Today I participated in a webinar hosted by ACEDS and conducted Thomas Gricks and Jermey Pickens of Catalyst, entitled, Just Say No to Family Batching in Technology-Assisted Review. Gricks and Pickens are the author, along with Andrew Bye, of a paper entitled, Break up the Family: Protocols for Efficient Recall-Oriented Retrieval Under Legally-Necessitated Dual Constraints. Gricks, et al. challenge the standard notion that since families of documents are produced together they should also be reviewed together. The authors advocate a 'broken family' review protocol, and 'dual phase workflow' with an initial expedited review for relevancy.
TAR algorithms will be more effective when trained with individual documents rather than complete families. Catalyst employed a continuous active learning protocol. A Full Family continuous active learning protocol will pull all documents in a family into the review queue irrespective of whether or not they are highly ranked. This is the approach favored by most attorneys.
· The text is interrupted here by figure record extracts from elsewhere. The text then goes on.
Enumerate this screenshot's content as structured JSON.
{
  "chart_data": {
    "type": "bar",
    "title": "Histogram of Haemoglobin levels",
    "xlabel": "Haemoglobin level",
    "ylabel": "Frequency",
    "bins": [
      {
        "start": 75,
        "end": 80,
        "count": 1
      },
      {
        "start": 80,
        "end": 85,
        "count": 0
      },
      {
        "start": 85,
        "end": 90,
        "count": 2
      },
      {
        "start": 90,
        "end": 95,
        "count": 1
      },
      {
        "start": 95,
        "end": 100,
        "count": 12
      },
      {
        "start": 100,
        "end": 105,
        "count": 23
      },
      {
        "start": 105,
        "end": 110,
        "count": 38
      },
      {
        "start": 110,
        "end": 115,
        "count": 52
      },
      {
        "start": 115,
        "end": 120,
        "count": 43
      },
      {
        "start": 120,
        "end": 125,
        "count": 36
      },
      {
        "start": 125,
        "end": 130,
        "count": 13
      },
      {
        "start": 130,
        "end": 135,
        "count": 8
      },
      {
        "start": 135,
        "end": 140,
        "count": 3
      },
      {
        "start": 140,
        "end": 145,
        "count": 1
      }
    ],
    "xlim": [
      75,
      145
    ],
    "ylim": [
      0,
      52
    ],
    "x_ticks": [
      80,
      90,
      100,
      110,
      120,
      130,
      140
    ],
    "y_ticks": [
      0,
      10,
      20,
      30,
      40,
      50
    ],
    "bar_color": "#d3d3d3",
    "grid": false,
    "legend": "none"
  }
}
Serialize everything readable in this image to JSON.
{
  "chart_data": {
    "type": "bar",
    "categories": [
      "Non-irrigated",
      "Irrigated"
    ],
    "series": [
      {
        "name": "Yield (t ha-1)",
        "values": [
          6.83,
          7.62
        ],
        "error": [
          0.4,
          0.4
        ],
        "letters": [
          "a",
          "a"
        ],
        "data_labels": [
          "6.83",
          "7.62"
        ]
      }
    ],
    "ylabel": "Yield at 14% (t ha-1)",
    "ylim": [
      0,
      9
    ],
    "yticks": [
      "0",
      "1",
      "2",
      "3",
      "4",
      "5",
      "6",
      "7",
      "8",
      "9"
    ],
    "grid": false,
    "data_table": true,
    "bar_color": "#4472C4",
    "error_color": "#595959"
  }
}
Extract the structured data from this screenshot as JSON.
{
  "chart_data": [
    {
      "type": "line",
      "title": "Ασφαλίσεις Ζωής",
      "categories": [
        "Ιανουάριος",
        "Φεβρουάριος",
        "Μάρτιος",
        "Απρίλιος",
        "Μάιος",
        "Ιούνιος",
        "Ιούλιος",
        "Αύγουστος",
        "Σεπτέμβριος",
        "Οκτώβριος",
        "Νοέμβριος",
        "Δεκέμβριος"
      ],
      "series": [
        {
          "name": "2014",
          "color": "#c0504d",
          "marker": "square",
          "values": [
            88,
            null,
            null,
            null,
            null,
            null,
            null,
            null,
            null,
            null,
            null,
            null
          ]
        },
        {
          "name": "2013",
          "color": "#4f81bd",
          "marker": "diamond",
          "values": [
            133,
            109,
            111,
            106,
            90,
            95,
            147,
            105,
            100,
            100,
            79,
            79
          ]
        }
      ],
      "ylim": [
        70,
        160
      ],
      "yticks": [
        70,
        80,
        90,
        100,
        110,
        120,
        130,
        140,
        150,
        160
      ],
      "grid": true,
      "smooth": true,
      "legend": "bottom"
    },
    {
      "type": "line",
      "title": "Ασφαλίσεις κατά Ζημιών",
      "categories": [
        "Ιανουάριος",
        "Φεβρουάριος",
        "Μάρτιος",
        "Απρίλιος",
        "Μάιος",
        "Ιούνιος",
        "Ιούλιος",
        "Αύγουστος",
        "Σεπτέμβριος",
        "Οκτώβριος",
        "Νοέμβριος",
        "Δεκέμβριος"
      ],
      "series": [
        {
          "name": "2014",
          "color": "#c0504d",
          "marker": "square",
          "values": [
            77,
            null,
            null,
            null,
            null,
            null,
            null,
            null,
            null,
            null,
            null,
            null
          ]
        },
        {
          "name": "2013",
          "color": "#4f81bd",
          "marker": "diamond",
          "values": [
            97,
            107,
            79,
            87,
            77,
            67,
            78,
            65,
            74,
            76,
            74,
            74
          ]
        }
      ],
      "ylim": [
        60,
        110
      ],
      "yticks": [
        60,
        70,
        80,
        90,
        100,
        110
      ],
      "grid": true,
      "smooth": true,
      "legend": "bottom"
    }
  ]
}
In a Positive Family protocol any time one relevant document from a family is found to be relevant, any documents from the same family found to be non-relevant are not re-reviewed.
In an Individual Padded continuous active learning protocol, once a relevancy level is determined for any one document in a family, the rest of the documents in the family are added to the review queue.
Catalyst got results from eight different e-discovery projects. Its study shows how much additional review is needed to achieve recall rates of 75% or 90%. Positive Family and Individual Padded continuous active learning are shown to be clearly more efficient than Full Family review.
Phased continuous active learning involves reviewing documents first only for relevance, and removing the entire family from the queue when any one document has been determined to be relevant. In the second phase every document family with a relevant document is reviewed for both relevancy and privilege This approach is superior to both Full Family and Individual Padded continuous active learning.